Die meisten Flüchtlingsfamilien, die in Elendsvierteln außerhalb des offiziellen Lagers leben, sind auf das angewiesen, was Kadir und andere ihnen verkaufen. Nach einem anstrengenden, oft wochenlangen Fußmarsch nach Bangladesch ist ein Großteil der Rohingya erst einmal obdachlos, bis sie Bambus und Plastikplanen erwerben können, um daraus eine Behausung zu bauen. Umgerechnet hundert Euro kostet das - eine Summe, die die meisten nicht aufbringen können. Nach Angaben der Internationalen Organisation für Migration (IOM) hat bisher nur ein Viertel der Neuankömmlinge diese Materialen als Spenden erhalten - der Rest muss dafür bezahlen.

Der 26-jährige Bangladescher Mohammed Budu ist mit seiner Familie in eine der Flüchtlingssiedlungen gezogen und betreibt dort ein kleines Lebensmittelgeschäft. Umgerechnet fast acht Euro verdiene er am Tag - drei Euro mehr als bei seiner vorherigen Arbeit. "Sieben Jahre lang habe ich als Bauarbeiter gearbeitet, aber hier geht es mir besser."

Den Flüchtlingen hingegen geht es schlecht. Der bangladeschischen Regierung zufolge sind mehr als 600.000 von ihnen bisher nicht registriert - darunter viele, die bereits seit Jahren hier leben. Das macht es für sie noch schwerer, an die ohnehin knappen Hilfsgüter zu kommen.

Im Rohingya-Flüchtlingslager Kutupalong boomt das Geschäft
A Rohingya refugee girl who fled from Myanmar cries because she lost her mother, as they make their way after crossing the border in Palang Khali, near Cox's Bazar, Bangladesh October 16, 2017. REUTERS/ Zohra Bensemra

Halbe Million Rohingya geflüchtet

Innerhalb von eineinhalb Monaten sind mehr als eine halbe Million Angehörige der muslimischen Minderheit der Rohingya aus dem südostasiatischen Myanmar in das Nachbarland Bangladesch geflohen. Nachdem Rohingya-Rebellen am 25. August mehrere Polizei- und Militärposten angegriffen hatten, vertrieb die Armee die Menschen aus ihren Dörfern in im Westen liegenden Bundesstaat Rakhine. Die Flüchtlinge erzählen von Gräueltaten, die nach Ansicht von Menschenrechtlern Verbrechen gegen die Menschlichkeit gleichkommen.

Die Rohingya werden in Myanmar, dem ehemaligen Birma, seit Jahrzehnten diskriminiert.

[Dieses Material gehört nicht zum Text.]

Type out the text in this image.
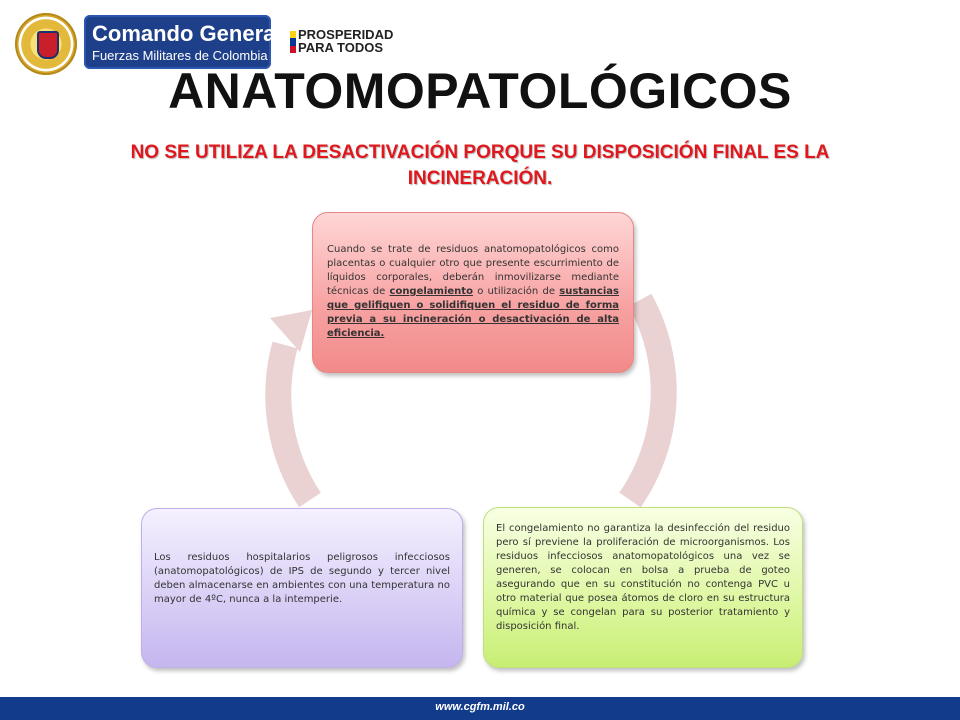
Comando General
Fuerzas Militares de Colombia
PROSPERIDAD
PARA TODOS
ANATOMOPATOLÓGICOS
NO SE UTILIZA LA DESACTIVACIÓN PORQUE SU DISPOSICIÓN FINAL ES LA INCINERACIÓN.
Cuando se trate de residuos anatomopatológicos como placentas o cualquier otro que presente escurrimiento de líquidos corporales, deberán inmovilizarse mediante técnicas de congelamiento o utilización de sustancias que gelifiquen o solidifiquen el residuo de forma previa a su incineración o desactivación de alta eficiencia.
El congelamiento no garantiza la desinfección del residuo pero sí previene la proliferación de microorganismos. Los residuos infecciosos anatomopatológicos una vez se generen, se colocan en bolsa a prueba de goteo asegurando que en su constitución no contenga PVC u otro material que posea átomos de cloro en su estructura química y se congelan para su posterior tratamiento y disposición final.
Los residuos hospitalarios peligrosos infecciosos (anatomopatológicos) de IPS de segundo y tercer nivel deben almacenarse en ambientes con una temperatura no mayor de 4ºC, nunca a la intemperie.
www.cgfm.mil.co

Seit ihnen die damals herrschende Militärjunta 1982 die Staatsangehörigkeit aberkannte, sind sie staatenlos. Schon vor der jüngsten Massenflucht lebten rund 400.000 Rohingya-Flüchtlinge im überwiegend muslimischen Nachbarland. Die Lager sind längst überfüllt, es entwickelt sich eine humanitäre Katastrophe. In Kutupalong entsteht das größte Flüchtlingslager der Welt. Während internationale Hilfsorganisationen kaum hinterherkommen, füllen viele Bangladescher die Lücken.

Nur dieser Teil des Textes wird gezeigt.